Deze laatste maakt deel uit van eenen samengestelden stoomketel. Door eene kleine stookdeur met daarboven gelegen luchtdeur wordt het rooster beschikt met brandstof, waarvan de verbrandingsproducten door het vuurvast metselwerk van den haard worden geleid langs de onderzijde van den bovenketel naar den onderketel. Als vloeibare brandstoffen dienen voornamelijk teer, petroleum en de verschillende destillatieproducten daarvan. De verbrandingsmethode dezer vloeistoffen berust op vermenging met lucht in fijnverdeelden toestand, door verstuiving met behulp van stoom, die tegen eenen straal teer of olie blaast, welke uit een hooger gelegen reservoir toevloeit of als in eenen injector wordt aangezogen. Een en ander is geplaatst binnen eene verbrandingskamer van vuurvaste steen. Hoogovengas, lichtgas en generatorgas kunnen bij verbranding zeer hooge temperaturen doen ontstaan na voorafgaande innige vermenging met lucht en voorwarming van dit mengsel. De vorm van den vuurhaard is hierbij zeer verschillend.

Bij generatorgas is de vuurhaard tevens de ontwikkelaar van het gas, bestaande uit een gemetselde schacht met vul-opening, rooster, afvoerbuis en regelbare luchtgaten. De luchttoevoer is het gevolg van natuurlijken schoorsteentrek, bij grovere brandstof (Zuiggeneratoren, fig. 5) of kunstmatig bij fijn verdeelde brandstof door middel eener blaasinrichting (Blaasgeneratoren).
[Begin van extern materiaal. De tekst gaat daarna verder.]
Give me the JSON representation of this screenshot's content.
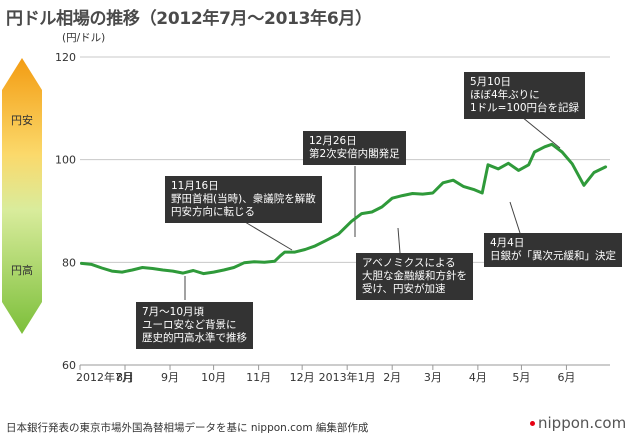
{
  "title": "円ドル相場の推移（2012年7月～2013年6月）",
  "unit_label": "(円/ドル)",
  "scale_labels": {
    "top": "円安",
    "bottom": "円高"
  },
  "colors": {
    "line": "#2f9a3a",
    "grid": "#c8c8c8",
    "annotation_bg": "#333333",
    "arrow_top": "#f3a31b",
    "arrow_bottom": "#8cc63f"
  },
  "annotations": [
    {
      "id": "jul-oct",
      "text": "7月～10月頃\nユーロ安など背景に\n歴史的円高水準で推移"
    },
    {
      "id": "nov16",
      "text": "11月16日\n野田首相(当時)、衆議院を解散\n円安方向に転じる"
    },
    {
      "id": "dec26",
      "text": "12月26日\n第2次安倍内閣発足"
    },
    {
      "id": "abenomics",
      "text": "アベノミクスによる\n大胆な金融緩和方針を\n受け、円安が加速"
    },
    {
      "id": "may10",
      "text": "5月10日\nほぼ4年ぶりに\n1ドル=100円台を記録"
    },
    {
      "id": "apr4",
      "text": "4月4日\n日銀が「異次元緩和」決定"
    }
  ],
  "source": "日本銀行発表の東京市場外国為替相場データを基に nippon.com 編集部作成",
  "brand": "nippon.com",
  "chart_data": {
    "type": "line",
    "ylim": [
      60,
      120
    ],
    "yticks": [
      60,
      80,
      100,
      120
    ],
    "grid": true,
    "xtick_labels": [
      "2012年7月",
      "8月",
      "9月",
      "10月",
      "11月",
      "12月",
      "2013年1月",
      "2月",
      "3月",
      "4月",
      "5月",
      "6月"
    ],
    "series": [
      {
        "x": [
          "2012-07-02",
          "2012-07-09",
          "2012-07-16",
          "2012-07-23",
          "2012-07-30",
          "2012-08-06",
          "2012-08-13",
          "2012-08-20",
          "2012-08-27",
          "2012-09-03",
          "2012-09-10",
          "2012-09-17",
          "2012-09-24",
          "2012-10-01",
          "2012-10-08",
          "2012-10-15",
          "2012-10-22",
          "2012-10-29",
          "2012-11-05",
          "2012-11-12",
          "2012-11-16",
          "2012-11-19",
          "2012-11-26",
          "2012-12-03",
          "2012-12-10",
          "2012-12-17",
          "2012-12-26",
          "2013-01-04",
          "2013-01-11",
          "2013-01-18",
          "2013-01-25",
          "2013-02-01",
          "2013-02-08",
          "2013-02-15",
          "2013-02-22",
          "2013-03-01",
          "2013-03-08",
          "2013-03-15",
          "2013-03-22",
          "2013-03-29",
          "2013-04-04",
          "2013-04-08",
          "2013-04-15",
          "2013-04-22",
          "2013-04-29",
          "2013-05-06",
          "2013-05-10",
          "2013-05-17",
          "2013-05-22",
          "2013-05-29",
          "2013-06-05",
          "2013-06-13",
          "2013-06-20",
          "2013-06-28"
        ],
        "values": [
          79.8,
          79.6,
          78.9,
          78.3,
          78.1,
          78.5,
          79.0,
          78.8,
          78.5,
          78.3,
          77.9,
          78.4,
          77.8,
          78.1,
          78.5,
          79.0,
          79.9,
          80.1,
          80.0,
          80.2,
          81.3,
          82.0,
          82.0,
          82.5,
          83.2,
          84.2,
          85.5,
          88.0,
          89.5,
          89.8,
          90.8,
          92.5,
          93.0,
          93.4,
          93.3,
          93.5,
          95.5,
          96.0,
          94.8,
          94.2,
          93.5,
          99.0,
          98.2,
          99.3,
          97.9,
          99.0,
          101.5,
          102.5,
          103.0,
          101.5,
          99.2,
          95.0,
          97.5,
          98.6
        ]
      }
    ]
  }
}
De hooge tempera,tuur, waarmede de verbrandingsproducten ontwijken, wordt meestal benut om het mengsel gas en lucht in daartoe ingerichte kamers voor te warmen, z.g. regeneratoren (Siemens). Deze zijn gevuld met roostervormige vuurvaste steenen als opzamelaars der warmte en voorzien van wisseldeuren voor afwisselende toelating van verbrandingsgassen en koude lucht.

Fig. 6 en 7 toonen den Regenerator van Siemens. A, B, C en D zijn de genoemde kamers, W de vuurhaard. Generatorgas treedt bij g binnen, komt door kanaal c in Regenerator C om daarna op te stijgen in den vuurhaard W.

De bij f toestroomende lucht passeert kanaal d, om zich bovenaan bij F met het gas te vermengen. De verbrandingsgassen ontwijken door A en B en kanalen a en b naar het kanaal S, dat met den schoorsteen in verbinding staat. Door 90° omdraaiing der kleppen r en s keert de loop der gassen om. De voorwarming stijgt op deze wijze tot 800° C, de temperatuur in den vuurhaard tot 2000°.

Ook voor bruinkolen en turf worden regeneratoren in gewijzigden vorm gebouwd.